Rather than use its $175 million to help out actually existing poets directly, the Poetry Foundation is instead going to engage in some social work: ". . .the stewards of that large sum believe they can use it to bring poetry 'back into the mainstream of American culture'". This involves "a series of programs designed to jumpstart interest in poetry among nonspecialist readers."
Bizarrely, the goal of these "programs" is intended to build "a readership for poetry large enough to make it possible for more poets to succeed in a commercial marketplace rather than rely on academia to make a living." Why such a roundabout way of giving poets some assistance, unless the real goal is to further debase American poetry by forcing it to be "commerical"? (''More poems should rhyme," says Poetry editor Christian Wiman. "More poems should have meter. More poems should tell stories in accomplished ways. More poems should do the things that people like poems to do.") Unless the real recipient of the foundation's beneficence is capitalism itself, which will now teach even poets a good lesson in the imperatives of market discipline?

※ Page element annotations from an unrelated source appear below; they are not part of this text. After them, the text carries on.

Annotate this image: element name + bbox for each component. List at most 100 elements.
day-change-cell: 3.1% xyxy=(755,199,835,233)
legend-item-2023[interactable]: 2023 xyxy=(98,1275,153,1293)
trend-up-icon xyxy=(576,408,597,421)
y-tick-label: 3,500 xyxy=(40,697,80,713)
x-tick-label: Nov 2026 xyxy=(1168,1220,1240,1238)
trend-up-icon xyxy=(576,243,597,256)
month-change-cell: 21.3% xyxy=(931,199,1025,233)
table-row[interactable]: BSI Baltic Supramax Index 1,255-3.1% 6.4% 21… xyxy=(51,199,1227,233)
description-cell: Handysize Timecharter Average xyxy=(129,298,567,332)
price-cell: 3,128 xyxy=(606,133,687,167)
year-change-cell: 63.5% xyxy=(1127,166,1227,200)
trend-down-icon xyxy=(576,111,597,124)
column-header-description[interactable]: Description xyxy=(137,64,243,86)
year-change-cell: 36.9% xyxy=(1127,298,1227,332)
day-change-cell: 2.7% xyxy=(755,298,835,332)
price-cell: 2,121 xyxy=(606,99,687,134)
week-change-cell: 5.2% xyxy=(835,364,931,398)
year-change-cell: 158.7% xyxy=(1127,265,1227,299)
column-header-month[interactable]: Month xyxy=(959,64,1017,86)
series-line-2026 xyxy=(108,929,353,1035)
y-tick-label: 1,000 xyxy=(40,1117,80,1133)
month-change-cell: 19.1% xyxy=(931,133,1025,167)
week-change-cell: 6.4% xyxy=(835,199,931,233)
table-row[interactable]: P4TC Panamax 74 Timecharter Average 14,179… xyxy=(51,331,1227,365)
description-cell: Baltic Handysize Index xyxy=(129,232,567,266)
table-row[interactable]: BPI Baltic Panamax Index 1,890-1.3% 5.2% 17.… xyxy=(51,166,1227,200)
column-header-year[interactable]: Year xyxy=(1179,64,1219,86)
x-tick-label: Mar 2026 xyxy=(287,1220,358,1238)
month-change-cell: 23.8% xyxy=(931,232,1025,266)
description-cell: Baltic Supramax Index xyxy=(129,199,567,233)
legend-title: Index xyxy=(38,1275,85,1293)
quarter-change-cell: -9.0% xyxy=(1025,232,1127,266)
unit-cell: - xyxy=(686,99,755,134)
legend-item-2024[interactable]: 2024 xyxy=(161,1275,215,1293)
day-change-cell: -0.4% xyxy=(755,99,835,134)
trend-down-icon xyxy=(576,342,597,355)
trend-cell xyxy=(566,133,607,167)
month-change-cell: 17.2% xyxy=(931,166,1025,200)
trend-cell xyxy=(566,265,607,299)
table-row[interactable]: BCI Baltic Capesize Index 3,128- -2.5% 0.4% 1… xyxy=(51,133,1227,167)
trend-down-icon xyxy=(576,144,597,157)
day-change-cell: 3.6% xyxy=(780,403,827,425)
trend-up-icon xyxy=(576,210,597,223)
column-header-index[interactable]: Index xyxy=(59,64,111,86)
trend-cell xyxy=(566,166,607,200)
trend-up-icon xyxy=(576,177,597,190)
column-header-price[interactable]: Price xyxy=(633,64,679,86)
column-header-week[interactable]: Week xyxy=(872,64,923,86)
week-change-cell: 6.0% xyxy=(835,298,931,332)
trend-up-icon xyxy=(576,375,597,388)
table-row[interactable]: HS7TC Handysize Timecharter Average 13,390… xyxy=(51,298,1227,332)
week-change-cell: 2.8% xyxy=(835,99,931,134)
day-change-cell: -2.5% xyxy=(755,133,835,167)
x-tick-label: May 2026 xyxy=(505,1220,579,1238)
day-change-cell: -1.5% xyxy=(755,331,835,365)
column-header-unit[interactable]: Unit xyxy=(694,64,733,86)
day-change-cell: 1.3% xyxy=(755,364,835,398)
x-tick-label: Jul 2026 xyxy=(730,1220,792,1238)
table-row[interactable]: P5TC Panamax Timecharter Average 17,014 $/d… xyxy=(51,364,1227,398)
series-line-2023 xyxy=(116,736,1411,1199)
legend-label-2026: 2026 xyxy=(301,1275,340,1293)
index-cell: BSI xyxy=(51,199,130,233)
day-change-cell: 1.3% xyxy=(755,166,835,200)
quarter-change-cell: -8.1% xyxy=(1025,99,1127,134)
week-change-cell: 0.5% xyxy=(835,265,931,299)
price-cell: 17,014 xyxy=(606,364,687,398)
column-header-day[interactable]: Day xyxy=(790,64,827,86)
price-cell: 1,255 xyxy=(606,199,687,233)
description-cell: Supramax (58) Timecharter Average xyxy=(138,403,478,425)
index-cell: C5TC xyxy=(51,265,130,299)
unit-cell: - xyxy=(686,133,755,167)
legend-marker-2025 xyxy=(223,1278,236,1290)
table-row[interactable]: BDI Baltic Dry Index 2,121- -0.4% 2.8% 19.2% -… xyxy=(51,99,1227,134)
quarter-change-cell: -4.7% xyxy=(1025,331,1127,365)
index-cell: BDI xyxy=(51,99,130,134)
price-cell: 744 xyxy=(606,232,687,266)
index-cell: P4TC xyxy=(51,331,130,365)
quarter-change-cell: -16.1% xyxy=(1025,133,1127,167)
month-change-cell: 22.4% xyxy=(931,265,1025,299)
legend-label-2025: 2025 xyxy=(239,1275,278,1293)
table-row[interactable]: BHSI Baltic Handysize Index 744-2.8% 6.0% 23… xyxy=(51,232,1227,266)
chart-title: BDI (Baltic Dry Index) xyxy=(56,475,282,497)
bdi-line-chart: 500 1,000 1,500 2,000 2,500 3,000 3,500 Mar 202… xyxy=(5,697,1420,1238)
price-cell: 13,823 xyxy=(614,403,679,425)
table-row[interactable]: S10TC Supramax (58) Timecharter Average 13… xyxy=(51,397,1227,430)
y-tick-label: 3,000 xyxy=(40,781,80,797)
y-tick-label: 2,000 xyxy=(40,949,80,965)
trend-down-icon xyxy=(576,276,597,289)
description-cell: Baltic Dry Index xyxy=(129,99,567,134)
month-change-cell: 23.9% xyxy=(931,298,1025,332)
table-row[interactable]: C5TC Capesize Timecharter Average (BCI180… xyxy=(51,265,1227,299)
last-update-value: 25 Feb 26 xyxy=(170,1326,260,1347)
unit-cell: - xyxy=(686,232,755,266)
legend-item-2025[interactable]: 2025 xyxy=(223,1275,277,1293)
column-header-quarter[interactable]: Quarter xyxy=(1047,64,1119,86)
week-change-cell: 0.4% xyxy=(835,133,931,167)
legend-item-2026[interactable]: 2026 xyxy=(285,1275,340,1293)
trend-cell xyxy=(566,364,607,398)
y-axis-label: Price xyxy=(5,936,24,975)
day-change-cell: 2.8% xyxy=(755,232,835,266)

We are told that "the foundation's strategy emphasizes rebuilding a general, nonspecialist, and, crucially, nonacademic audience for poetry." The assumption everyone involved in this project seems to share is that at one time poetry did have a "broader readership" that contemporary poets for some reason renounced and that the self-appointed saviors of the Poetry Foundation will now reclaim. But when was this "golden age" that Wiman in particular speaks of? Certainly not in my lifetime. The greatest American poets of the twentieth century are, arguably, Wallace Stevens and T.S. Eliot, both of whom published in Poetry. How much influence did they have on "the mainstream of American culture"? They profoundly influenced those who take literature seriously, but what impact did their work have on "general, nonspecialist" readers? Even now, what would such readers make of "The Idea of Order at Key West" or "Four Quartets"? They would be as incomprehensible to them as the most elusive lines of John Ashbery or the most resolutely nonreferential L=A=N=G=U=A=G=E poems.
What is a "specialist" reader? Someone who reads poetry? What's a "nonspecialist" reader? Someone who can take it or leave it? Why would poets want to appeal to such a reader?
James Longenbach has it right. People like Christian Wiman and John Barr and Dana Gioia are invested in the notion that poetry is "good for us." It's this "good" they're interested in spreading around along with their money, not poetry itself. Longenbach says further: ''Poets can do without much money. . .and that's a good thing. . . . Poets have much more aesthetic freedom precisely because nobody cares how or what they write. That freedom is priceless." I agree. And American fiction might benefit if more fiction writers took this idea seriously as well.